Kann so der Name des Schweizer Finanzplatzes wieder reingewaschen werden?

Wir brauchen eine neue Finanzplatzstrategie, die unsere internationale Positionierung, aber auch unseren Umgang mit der sehr grossen UBS festlegt. Weiter soll geklärt werden, wie wir mit der Boni-Thematik umgehen. Eine solche Strategie hat die FDP vom Bundesrat gefordert.

Etwas, das die Schweizer*innen umtreibt, ist die Wohnungsknappheit. Die FDP präsentierte einen Plan, der unter anderem mehr Wohnungsbau fordert. Haben Sie in linken Städten damit eine Chance?

Wir stellen seit Jahren eine Wohnungsknappheit in links regierten Städten fest. Das ist darauf zurückzuführen, dass das Bauen, Umbauen und Umnutzen schwieriger und schwieriger geworden ist aufgrund der Regulationen der Behörden. Mittlerweile dauert es in Zürich ein Jahr, bis einem simplen Baugesuch stattgegeben wird. Danach beginnt der Rechtsweg erst. Wer Wohnraum erstellen will, trifft auf ein unglaublich bau-feindliches Klima. Nur wenn die linken Städte von ihrem Programm abkommen und die Regeln lockern, wird sich dies bessern.

Dann bringt also auch der Plan der FDP nichts?

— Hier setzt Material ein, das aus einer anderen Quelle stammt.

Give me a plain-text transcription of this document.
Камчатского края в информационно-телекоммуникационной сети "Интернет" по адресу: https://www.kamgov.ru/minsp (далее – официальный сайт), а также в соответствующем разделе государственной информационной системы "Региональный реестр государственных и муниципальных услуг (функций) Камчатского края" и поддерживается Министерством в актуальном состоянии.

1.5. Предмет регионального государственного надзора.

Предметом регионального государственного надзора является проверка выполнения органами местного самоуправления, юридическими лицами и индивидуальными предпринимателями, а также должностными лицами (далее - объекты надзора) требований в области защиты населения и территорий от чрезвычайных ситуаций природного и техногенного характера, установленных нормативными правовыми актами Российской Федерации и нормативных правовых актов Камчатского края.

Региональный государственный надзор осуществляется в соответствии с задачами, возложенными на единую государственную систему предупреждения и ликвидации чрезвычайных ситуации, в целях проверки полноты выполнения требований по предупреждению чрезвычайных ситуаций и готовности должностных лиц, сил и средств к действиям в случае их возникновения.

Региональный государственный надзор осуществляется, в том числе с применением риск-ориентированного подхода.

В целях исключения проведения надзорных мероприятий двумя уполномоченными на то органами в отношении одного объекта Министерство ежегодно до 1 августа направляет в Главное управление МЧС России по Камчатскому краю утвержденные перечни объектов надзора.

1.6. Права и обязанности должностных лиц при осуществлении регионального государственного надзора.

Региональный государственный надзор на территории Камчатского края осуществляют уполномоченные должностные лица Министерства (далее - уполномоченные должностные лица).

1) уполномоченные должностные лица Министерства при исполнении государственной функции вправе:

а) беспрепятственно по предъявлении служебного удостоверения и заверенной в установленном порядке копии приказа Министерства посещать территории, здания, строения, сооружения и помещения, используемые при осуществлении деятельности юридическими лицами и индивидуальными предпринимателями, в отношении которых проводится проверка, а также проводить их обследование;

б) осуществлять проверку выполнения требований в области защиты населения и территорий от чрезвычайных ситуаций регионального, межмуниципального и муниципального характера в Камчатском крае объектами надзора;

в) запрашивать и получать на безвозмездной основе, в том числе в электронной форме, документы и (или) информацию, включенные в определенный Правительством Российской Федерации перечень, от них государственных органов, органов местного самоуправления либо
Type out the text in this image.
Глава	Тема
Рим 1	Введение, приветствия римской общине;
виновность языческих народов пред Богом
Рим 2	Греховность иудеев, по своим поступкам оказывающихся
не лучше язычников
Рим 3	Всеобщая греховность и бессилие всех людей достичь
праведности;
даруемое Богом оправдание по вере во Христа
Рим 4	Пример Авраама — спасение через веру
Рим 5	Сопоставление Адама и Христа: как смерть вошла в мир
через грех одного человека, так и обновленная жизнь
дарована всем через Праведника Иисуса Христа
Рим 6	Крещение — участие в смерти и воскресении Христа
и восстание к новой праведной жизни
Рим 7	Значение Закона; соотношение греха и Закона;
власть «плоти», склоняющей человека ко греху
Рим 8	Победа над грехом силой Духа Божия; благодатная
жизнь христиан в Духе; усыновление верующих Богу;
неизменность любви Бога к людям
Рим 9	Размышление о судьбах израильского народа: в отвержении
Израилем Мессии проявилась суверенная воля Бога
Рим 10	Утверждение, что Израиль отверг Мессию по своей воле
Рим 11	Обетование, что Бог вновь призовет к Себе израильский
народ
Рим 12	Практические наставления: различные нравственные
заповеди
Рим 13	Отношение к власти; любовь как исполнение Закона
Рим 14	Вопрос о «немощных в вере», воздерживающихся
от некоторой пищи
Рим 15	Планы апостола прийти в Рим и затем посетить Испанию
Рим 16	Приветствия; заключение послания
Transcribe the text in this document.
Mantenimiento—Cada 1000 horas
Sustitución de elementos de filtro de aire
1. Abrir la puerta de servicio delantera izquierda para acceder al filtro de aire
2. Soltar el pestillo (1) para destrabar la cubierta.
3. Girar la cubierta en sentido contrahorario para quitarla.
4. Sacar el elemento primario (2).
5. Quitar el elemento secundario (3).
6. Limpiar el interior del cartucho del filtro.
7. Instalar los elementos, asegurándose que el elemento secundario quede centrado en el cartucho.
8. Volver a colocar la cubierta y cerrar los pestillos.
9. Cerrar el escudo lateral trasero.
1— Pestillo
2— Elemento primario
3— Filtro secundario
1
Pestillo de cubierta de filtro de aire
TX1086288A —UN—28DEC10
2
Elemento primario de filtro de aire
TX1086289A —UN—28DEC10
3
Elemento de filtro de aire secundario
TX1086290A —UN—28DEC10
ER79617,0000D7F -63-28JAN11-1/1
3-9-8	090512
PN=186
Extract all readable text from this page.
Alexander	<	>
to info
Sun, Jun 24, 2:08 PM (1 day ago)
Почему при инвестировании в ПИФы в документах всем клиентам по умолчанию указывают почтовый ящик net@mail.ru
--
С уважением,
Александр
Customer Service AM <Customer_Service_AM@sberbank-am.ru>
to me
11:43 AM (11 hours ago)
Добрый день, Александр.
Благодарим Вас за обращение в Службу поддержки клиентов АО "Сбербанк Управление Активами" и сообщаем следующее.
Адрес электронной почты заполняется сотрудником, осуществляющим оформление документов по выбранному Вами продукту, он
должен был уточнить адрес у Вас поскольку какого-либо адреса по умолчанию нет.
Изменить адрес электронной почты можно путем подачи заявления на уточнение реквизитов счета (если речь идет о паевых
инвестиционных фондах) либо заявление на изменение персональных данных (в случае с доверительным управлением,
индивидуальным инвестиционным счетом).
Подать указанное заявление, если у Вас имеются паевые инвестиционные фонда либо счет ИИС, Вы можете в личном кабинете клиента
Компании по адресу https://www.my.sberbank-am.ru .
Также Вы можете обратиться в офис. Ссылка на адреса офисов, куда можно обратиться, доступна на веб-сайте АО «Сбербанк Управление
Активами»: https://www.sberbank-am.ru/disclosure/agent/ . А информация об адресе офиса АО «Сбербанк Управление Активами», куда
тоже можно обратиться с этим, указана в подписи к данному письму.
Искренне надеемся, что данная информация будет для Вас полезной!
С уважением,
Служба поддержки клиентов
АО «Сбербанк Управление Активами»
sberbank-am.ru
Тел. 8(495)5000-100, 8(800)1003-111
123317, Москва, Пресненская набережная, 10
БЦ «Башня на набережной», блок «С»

Wir haben auf Bundesebene zwar gewisse Möglichkeiten, die sind allerdings in der Tat begrenzt. Das grösste Verbesserungspotenzial hat die städtische Politik. Den linksregierten Städten ist die Ideologie aber offensichtlich wichtiger als das Wohlergehen der Menschen.

In der Sommersession gelang Ihrer Partei fast der Coup mit einem Gegenvorschlag zur Renten-Initiative. Sind Sie noch enttäuscht, dass es doch nicht geklappt hat?

Ja, das bin ich. Eine der grössten Aufgaben der Schweizer Politik ist die langfristige Sicherung der Renten. Wir haben keine Antwort auf das Problem, dass wir bis 2050 ein Defizit von über 100 Milliarden Franken in der AHV haben werden, wenn wir nun nicht handeln. Unser Rezept: Eine moderate Erhöhung des AHV-Eintrittsalters gepaart mit einer Koppelung an die Lebenserwartung. Erst sah der Nationalrat dies auch so. Doch er entschied sich um, weil er vor den Wahlen nicht ehrlich sein will zu den Leuten. Damit zeigt sich das Parlament vor den Wahlen reformunfähig – ich hoffe für die Schweiz – dass sich das nach den Wahlen wieder ändert.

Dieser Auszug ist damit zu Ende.